Wynik tej transakcji nie musi być jednak stricte materialny. Tak jak w relacjach partnerskich może być to zysk emocjonalny. Czasami jest to sposób na pokazanie sobie, że jesteśmy dobrzy. Czasami zaspokajamy w ten sposób własną potrzebę bliskości.
Ten instynktowny mechanizm jest tak podstawowym elementem naszego życia, iż podświadomie dochodzimy do wniosku, że druga strona będzie także przestrzegała tych samych zasad co my. Dlatego, gdy komuś pomożemy, jesteśmy nastawieni na to, że w przypadku odwrotnej sytuacji, ktoś odwdzięczy (lub odwdzięczyłby się ) nam tym samym.
Siła sprawiedliwości
Mechanizm społecznego poczucia sprawiedliwości jest wynikiem ewolucyjnym i pełni bardzo ważną funkcję. Pomaga nam w tworzeniu wspólnot i kształtowaniu się wewnątrz nich więzi oraz współpracy i dążenia do wspólnego celu. Jest więc niezbędnym zjawiskiem, aby zachować wspólnotowość grupy.

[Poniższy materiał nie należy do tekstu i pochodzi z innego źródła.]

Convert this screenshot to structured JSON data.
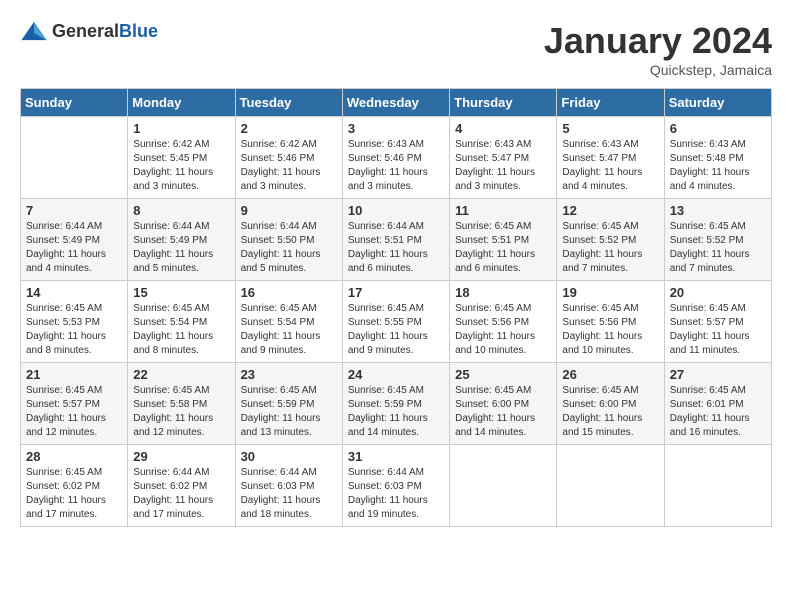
{
  "header": {
    "logo_general": "General",
    "logo_blue": "Blue",
    "month_year": "January 2024",
    "location": "Quickstep, Jamaica"
  },
  "days_of_week": [
    "Sunday",
    "Monday",
    "Tuesday",
    "Wednesday",
    "Thursday",
    "Friday",
    "Saturday"
  ],
  "weeks": [
    [
      {
        "day": "",
        "info": ""
      },
      {
        "day": "1",
        "info": "Sunrise: 6:42 AM\nSunset: 5:45 PM\nDaylight: 11 hours\nand 3 minutes."
      },
      {
        "day": "2",
        "info": "Sunrise: 6:42 AM\nSunset: 5:46 PM\nDaylight: 11 hours\nand 3 minutes."
      },
      {
        "day": "3",
        "info": "Sunrise: 6:43 AM\nSunset: 5:46 PM\nDaylight: 11 hours\nand 3 minutes."
      },
      {
        "day": "4",
        "info": "Sunrise: 6:43 AM\nSunset: 5:47 PM\nDaylight: 11 hours\nand 3 minutes."
      },
      {
        "day": "5",
        "info": "Sunrise: 6:43 AM\nSunset: 5:47 PM\nDaylight: 11 hours\nand 4 minutes."
      },
      {
        "day": "6",
        "info": "Sunrise: 6:43 AM\nSunset: 5:48 PM\nDaylight: 11 hours\nand 4 minutes."
      }
    ],
    [
      {
        "day": "7",
        "info": "Sunrise: 6:44 AM\nSunset: 5:49 PM\nDaylight: 11 hours\nand 4 minutes."
      },
      {
        "day": "8",
        "info": "Sunrise: 6:44 AM\nSunset: 5:49 PM\nDaylight: 11 hours\nand 5 minutes."
      },
      {
        "day": "9",
        "info": "Sunrise: 6:44 AM\nSunset: 5:50 PM\nDaylight: 11 hours\nand 5 minutes."
      },
      {
        "day": "10",
        "info": "Sunrise: 6:44 AM\nSunset: 5:51 PM\nDaylight: 11 hours\nand 6 minutes."
      },
      {
        "day": "11",
        "info": "Sunrise: 6:45 AM\nSunset: 5:51 PM\nDaylight: 11 hours\nand 6 minutes."
      },
      {
        "day": "12",
        "info": "Sunrise: 6:45 AM\nSunset: 5:52 PM\nDaylight: 11 hours\nand 7 minutes."
      },
      {
        "day": "13",
        "info": "Sunrise: 6:45 AM\nSunset: 5:52 PM\nDaylight: 11 hours\nand 7 minutes."
      }
    ],
    [
      {
        "day": "14",
        "info": "Sunrise: 6:45 AM\nSunset: 5:53 PM\nDaylight: 11 hours\nand 8 minutes."
      },
      {
        "day": "15",
        "info": "Sunrise: 6:45 AM\nSunset: 5:54 PM\nDaylight: 11 hours\nand 8 minutes."
      },
      {
        "day": "16",
        "info": "Sunrise: 6:45 AM\nSunset: 5:54 PM\nDaylight: 11 hours\nand 9 minutes."
      },
      {
        "day": "17",
        "info": "Sunrise: 6:45 AM\nSunset: 5:55 PM\nDaylight: 11 hours\nand 9 minutes."
      },
      {
        "day": "18",
        "info": "Sunrise: 6:45 AM\nSunset: 5:56 PM\nDaylight: 11 hours\nand 10 minutes."
      },
      {
        "day": "19",
        "info": "Sunrise: 6:45 AM\nSunset: 5:56 PM\nDaylight: 11 hours\nand 10 minutes."
      },
      {
        "day": "20",
        "info": "Sunrise: 6:45 AM\nSunset: 5:57 PM\nDaylight: 11 hours\nand 11 minutes."
      }
    ],
    [
      {
        "day": "21",
        "info": "Sunrise: 6:45 AM\nSunset: 5:57 PM\nDaylight: 11 hours\nand 12 minutes."
      },
      {
        "day": "22",
        "info": "Sunrise: 6:45 AM\nSunset: 5:58 PM\nDaylight: 11 hours\nand 12 minutes."
      },
      {
        "day": "23",
        "info": "Sunrise: 6:45 AM\nSunset: 5:59 PM\nDaylight: 11 hours\nand 13 minutes."
      },
      {
        "day": "24",
        "info": "Sunrise: 6:45 AM\nSunset: 5:59 PM\nDaylight: 11 hours\nand 14 minutes."
      },
      {
        "day": "25",
        "info": "Sunrise: 6:45 AM\nSunset: 6:00 PM\nDaylight: 11 hours\nand 14 minutes."
      },
      {
        "day": "26",
        "info": "Sunrise: 6:45 AM\nSunset: 6:00 PM\nDaylight: 11 hours\nand 15 minutes."
      },
      {
        "day": "27",
        "info": "Sunrise: 6:45 AM\nSunset: 6:01 PM\nDaylight: 11 hours\nand 16 minutes."
      }
    ],
    [
      {
        "day": "28",
        "info": "Sunrise: 6:45 AM\nSunset: 6:02 PM\nDaylight: 11 hours\nand 17 minutes."
      },
      {
        "day": "29",
        "info": "Sunrise: 6:44 AM\nSunset: 6:02 PM\nDaylight: 11 hours\nand 17 minutes."
      },
      {
        "day": "30",
        "info": "Sunrise: 6:44 AM\nSunset: 6:03 PM\nDaylight: 11 hours\nand 18 minutes."
      },
      {
        "day": "31",
        "info": "Sunrise: 6:44 AM\nSunset: 6:03 PM\nDaylight: 11 hours\nand 19 minutes."
      },
      {
        "day": "",
        "info": ""
      },
      {
        "day": "",
        "info": ""
      },
      {
        "day": "",
        "info": ""
      }
    ]
  ]
}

W bardzo dawnych czasach to właśnie od tego mechanizmu zależało przetrwanie naszych przodków, którzy w ekstremalnych sytuacjach musieli sobie nawzajem bezgranicznie ufać. W związku z tym, w kulturze średniowiecznej wykształciło się pojęcie „długu honorowego”. W przypadku, w którym ocaliliśmy życie wrogowi, ten miał w obowiązku spłacić ten dług wydostając nas z kłopotów, ryzykując przy tym nawet własne życie.